Daniel Korski

Yanukovych wins Ukrainian election – but that may not be all bad

With just over 2% of votes still to be counted, Ukraine’s pantomime villain, Viktor Yanukovych, is coasting for victory in the country’s presidential election. Yulia Tymoshenko, the current prime minister and one of the leaders of the pro-Western ‘Orange Revolution’ in 2004 has yet to accept her loss, but with the EU praising the “impressive display of democratic elections” it will be hard for her to do anything but concede. So is this game, set and match for Vladimir Putin, who has done everything in his power to snuff out the ‘Orange Revolution’?
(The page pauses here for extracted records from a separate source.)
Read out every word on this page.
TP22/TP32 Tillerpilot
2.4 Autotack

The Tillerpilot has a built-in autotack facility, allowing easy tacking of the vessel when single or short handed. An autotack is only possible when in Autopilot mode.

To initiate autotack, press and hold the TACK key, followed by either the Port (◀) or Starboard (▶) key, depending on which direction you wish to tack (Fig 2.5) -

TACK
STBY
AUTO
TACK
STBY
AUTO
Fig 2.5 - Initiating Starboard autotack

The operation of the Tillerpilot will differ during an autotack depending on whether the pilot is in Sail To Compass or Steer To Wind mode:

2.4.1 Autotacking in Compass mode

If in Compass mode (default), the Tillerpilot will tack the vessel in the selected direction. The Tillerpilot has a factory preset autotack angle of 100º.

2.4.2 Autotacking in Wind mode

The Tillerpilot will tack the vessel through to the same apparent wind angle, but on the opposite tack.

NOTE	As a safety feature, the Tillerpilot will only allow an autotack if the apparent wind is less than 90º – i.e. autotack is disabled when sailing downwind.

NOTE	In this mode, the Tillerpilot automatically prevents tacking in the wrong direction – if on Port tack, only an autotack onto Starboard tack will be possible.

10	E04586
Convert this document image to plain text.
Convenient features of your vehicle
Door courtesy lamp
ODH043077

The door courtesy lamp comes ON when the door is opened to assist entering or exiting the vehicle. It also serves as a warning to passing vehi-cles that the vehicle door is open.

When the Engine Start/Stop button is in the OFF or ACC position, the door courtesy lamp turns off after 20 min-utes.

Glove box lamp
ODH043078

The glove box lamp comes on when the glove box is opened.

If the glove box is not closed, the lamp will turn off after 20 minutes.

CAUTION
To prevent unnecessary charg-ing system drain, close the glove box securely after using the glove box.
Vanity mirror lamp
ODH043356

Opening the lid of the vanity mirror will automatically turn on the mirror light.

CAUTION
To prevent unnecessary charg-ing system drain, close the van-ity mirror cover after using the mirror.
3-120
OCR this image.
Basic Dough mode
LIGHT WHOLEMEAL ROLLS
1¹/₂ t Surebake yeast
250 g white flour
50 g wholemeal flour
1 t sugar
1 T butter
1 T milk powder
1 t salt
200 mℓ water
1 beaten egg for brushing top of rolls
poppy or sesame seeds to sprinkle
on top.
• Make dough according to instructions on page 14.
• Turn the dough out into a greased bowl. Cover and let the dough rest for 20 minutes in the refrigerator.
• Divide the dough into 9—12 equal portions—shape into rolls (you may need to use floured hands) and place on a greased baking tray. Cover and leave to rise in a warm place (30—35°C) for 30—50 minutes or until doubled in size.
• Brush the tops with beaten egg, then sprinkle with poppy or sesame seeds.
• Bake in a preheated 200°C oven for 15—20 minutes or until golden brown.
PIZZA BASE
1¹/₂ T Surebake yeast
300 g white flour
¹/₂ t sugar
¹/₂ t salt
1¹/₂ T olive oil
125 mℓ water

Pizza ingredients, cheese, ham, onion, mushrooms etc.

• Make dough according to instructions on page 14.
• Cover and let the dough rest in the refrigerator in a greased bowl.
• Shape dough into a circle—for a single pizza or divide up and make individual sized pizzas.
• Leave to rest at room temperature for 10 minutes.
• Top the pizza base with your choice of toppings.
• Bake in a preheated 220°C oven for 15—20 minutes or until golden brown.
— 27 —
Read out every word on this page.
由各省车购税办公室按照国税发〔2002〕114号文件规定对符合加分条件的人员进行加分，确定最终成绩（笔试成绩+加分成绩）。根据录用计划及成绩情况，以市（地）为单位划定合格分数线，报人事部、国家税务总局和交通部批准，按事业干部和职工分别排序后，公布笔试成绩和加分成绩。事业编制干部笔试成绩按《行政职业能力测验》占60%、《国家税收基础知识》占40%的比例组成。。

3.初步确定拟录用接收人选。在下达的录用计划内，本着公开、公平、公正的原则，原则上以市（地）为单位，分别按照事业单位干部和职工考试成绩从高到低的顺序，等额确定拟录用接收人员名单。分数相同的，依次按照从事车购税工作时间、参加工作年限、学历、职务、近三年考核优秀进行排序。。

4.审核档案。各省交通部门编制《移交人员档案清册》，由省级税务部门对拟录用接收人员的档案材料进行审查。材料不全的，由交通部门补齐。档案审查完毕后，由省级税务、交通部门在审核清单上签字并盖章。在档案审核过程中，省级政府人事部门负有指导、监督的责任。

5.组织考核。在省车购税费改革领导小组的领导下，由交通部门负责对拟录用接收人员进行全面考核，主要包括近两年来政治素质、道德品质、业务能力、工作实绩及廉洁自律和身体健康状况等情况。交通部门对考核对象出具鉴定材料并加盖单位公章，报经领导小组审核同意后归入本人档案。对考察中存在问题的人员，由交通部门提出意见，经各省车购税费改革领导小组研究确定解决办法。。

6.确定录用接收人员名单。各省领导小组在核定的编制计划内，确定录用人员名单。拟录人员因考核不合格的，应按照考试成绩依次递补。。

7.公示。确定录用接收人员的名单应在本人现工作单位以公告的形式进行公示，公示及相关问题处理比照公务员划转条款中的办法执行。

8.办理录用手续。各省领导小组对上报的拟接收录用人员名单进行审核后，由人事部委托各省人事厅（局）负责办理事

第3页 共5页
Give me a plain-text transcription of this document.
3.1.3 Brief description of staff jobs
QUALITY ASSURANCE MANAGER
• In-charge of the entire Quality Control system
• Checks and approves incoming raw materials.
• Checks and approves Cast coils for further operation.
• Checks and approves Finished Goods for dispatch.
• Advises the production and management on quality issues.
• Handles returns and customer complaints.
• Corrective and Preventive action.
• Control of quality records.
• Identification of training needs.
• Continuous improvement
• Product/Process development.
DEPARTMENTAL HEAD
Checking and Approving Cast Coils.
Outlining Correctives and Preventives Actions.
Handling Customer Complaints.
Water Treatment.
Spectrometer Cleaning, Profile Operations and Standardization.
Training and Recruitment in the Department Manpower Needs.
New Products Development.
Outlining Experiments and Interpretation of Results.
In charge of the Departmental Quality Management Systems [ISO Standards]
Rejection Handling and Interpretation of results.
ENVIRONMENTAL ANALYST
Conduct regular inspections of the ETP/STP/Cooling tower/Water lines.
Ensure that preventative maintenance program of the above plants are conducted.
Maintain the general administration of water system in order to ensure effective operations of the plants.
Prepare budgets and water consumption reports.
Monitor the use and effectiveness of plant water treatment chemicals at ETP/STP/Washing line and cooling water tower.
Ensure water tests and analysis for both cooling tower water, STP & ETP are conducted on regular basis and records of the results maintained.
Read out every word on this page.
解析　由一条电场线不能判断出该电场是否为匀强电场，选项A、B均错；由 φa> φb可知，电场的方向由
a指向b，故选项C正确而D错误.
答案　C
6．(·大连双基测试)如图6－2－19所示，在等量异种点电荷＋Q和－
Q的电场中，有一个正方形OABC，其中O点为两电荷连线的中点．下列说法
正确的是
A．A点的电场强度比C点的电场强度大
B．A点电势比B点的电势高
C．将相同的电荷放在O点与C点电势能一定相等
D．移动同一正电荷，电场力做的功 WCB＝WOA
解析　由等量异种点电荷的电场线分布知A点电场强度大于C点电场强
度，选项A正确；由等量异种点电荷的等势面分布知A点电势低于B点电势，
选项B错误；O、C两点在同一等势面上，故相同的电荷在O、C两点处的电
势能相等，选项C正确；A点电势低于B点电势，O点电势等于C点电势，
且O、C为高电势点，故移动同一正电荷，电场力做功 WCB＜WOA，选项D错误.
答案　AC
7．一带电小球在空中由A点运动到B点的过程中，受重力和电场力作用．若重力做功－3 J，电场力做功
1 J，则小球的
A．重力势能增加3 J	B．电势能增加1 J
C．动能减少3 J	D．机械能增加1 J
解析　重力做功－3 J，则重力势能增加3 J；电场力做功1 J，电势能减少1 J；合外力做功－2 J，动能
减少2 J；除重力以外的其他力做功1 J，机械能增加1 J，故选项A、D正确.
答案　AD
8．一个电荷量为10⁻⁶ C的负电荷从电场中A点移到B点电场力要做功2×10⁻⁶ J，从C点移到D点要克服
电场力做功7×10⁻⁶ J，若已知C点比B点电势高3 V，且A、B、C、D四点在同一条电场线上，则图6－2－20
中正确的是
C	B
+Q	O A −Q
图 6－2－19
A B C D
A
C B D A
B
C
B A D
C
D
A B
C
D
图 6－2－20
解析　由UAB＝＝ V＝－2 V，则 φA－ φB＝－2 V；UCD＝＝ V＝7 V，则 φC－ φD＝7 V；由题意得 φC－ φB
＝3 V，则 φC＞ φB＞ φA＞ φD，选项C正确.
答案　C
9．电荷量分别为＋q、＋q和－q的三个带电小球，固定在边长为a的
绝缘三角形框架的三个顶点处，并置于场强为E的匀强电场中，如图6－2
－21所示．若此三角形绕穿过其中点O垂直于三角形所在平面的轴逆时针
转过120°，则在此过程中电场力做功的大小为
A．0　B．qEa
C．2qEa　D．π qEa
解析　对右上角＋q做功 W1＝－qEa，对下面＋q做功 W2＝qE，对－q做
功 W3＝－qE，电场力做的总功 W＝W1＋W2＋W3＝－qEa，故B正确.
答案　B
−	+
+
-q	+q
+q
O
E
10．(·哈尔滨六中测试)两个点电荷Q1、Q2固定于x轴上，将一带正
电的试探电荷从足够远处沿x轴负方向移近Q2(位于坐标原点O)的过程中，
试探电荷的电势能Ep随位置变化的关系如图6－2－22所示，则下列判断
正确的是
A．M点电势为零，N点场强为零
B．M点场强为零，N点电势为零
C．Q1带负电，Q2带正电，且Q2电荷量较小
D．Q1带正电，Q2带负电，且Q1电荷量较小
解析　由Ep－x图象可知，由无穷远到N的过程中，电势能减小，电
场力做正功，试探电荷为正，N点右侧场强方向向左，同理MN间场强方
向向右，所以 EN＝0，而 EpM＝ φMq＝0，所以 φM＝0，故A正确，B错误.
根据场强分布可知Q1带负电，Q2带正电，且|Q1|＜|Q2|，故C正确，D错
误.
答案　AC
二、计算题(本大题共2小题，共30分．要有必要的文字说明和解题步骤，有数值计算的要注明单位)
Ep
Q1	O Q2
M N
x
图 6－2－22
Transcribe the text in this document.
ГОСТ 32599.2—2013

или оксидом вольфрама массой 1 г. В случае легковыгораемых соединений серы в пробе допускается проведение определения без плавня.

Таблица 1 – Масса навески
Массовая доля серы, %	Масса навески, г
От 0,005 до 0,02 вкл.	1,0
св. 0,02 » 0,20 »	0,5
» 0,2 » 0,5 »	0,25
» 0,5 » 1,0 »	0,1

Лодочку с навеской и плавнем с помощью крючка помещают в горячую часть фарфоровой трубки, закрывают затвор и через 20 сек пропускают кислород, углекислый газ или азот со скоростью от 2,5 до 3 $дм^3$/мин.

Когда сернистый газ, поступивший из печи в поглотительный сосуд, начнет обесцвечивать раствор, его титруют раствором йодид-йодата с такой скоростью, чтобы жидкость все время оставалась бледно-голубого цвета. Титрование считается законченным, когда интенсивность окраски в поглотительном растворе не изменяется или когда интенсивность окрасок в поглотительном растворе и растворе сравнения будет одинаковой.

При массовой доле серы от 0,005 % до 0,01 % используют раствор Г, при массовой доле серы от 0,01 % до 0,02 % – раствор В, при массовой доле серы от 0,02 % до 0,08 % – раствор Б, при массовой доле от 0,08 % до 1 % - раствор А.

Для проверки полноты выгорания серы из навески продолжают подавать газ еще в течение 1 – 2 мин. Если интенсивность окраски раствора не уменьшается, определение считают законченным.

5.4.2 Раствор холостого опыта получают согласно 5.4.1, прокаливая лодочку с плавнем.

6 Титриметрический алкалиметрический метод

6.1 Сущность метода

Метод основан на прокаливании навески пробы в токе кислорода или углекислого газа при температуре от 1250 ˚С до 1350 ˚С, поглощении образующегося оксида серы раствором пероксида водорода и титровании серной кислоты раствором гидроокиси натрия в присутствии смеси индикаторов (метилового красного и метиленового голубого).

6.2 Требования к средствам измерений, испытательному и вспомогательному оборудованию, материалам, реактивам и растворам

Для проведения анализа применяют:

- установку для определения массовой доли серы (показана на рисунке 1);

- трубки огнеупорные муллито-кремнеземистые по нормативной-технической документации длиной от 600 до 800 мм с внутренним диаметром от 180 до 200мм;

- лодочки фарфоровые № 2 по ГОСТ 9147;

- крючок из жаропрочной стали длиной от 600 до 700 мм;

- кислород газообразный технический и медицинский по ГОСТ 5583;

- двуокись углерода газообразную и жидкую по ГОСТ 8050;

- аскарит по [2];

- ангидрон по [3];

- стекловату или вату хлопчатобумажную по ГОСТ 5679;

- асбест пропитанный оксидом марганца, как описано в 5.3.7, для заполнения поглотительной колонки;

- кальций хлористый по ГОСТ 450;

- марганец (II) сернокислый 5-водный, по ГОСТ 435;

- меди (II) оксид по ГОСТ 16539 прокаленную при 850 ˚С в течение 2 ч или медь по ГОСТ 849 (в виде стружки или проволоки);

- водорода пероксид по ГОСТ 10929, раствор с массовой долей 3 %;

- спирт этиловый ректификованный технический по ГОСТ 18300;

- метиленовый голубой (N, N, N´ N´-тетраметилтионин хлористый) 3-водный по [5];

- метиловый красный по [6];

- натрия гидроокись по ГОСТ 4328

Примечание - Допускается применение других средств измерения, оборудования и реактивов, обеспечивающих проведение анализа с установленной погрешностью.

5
“Revolutions devour their own children”, the saying goes, and this has certainly been true of the 2004 events that swept Yulia Tymoshenko and Viktor Yushchenko to power. But while democracy is now well-entrenched in Ukraine, Yushchenko proved an ineffective leader – out of touch and constantly battling with Tymoshenko. Together they proved incapable of governing, balancing Ukraine’s split West/East identity or reforming the country’s gangsterland economy.

Yanukovych may prove no better in managing a country that resembles Boris Yelstin’s Russia. Many of his backers are said to be implicated in corruption, while he has given no indication how he intends to rebuild a country, which has little FDI, lacks the natural resources that prop up Russia, and only subsists by eating away Soviet-era industrial assets.

But in some ways his election may even be good for the West, at least in the short-term. First, it means Ukraine will stop knocking so hard on NATO’s door – thus sparing the alliance the trouble of an internal fight over whether to open the door to Ukraine. When Ukraine starts knocking again, it will be because it genuinely is ready to join Western clubs (either because President Yanukovych has decided to pursue membership and has undertaken the necessary reform; or because he has lost an election and Ukrainians have rejected a non-NATO future).

Second, it may make Putin’s Russia a little more relaxed about Russia’s role in its “Near Abroad”. President Yanukovych will also be keen not to be seen as a Russian ogre in the West and may open the door for a lot more serious, if subterranean, cooperation with NATO and the EU – as long as the question of membership is kept at bay.

Sure, I would have liked to see the Orange Revolution’ succeed and Ukraine cast off Russia’s yoke. But those hopes were not dashed last night; they were dashed years ago. What remains today is to make the best of Yanukovych’s election – and that may not, in the end, be so hard as people assume.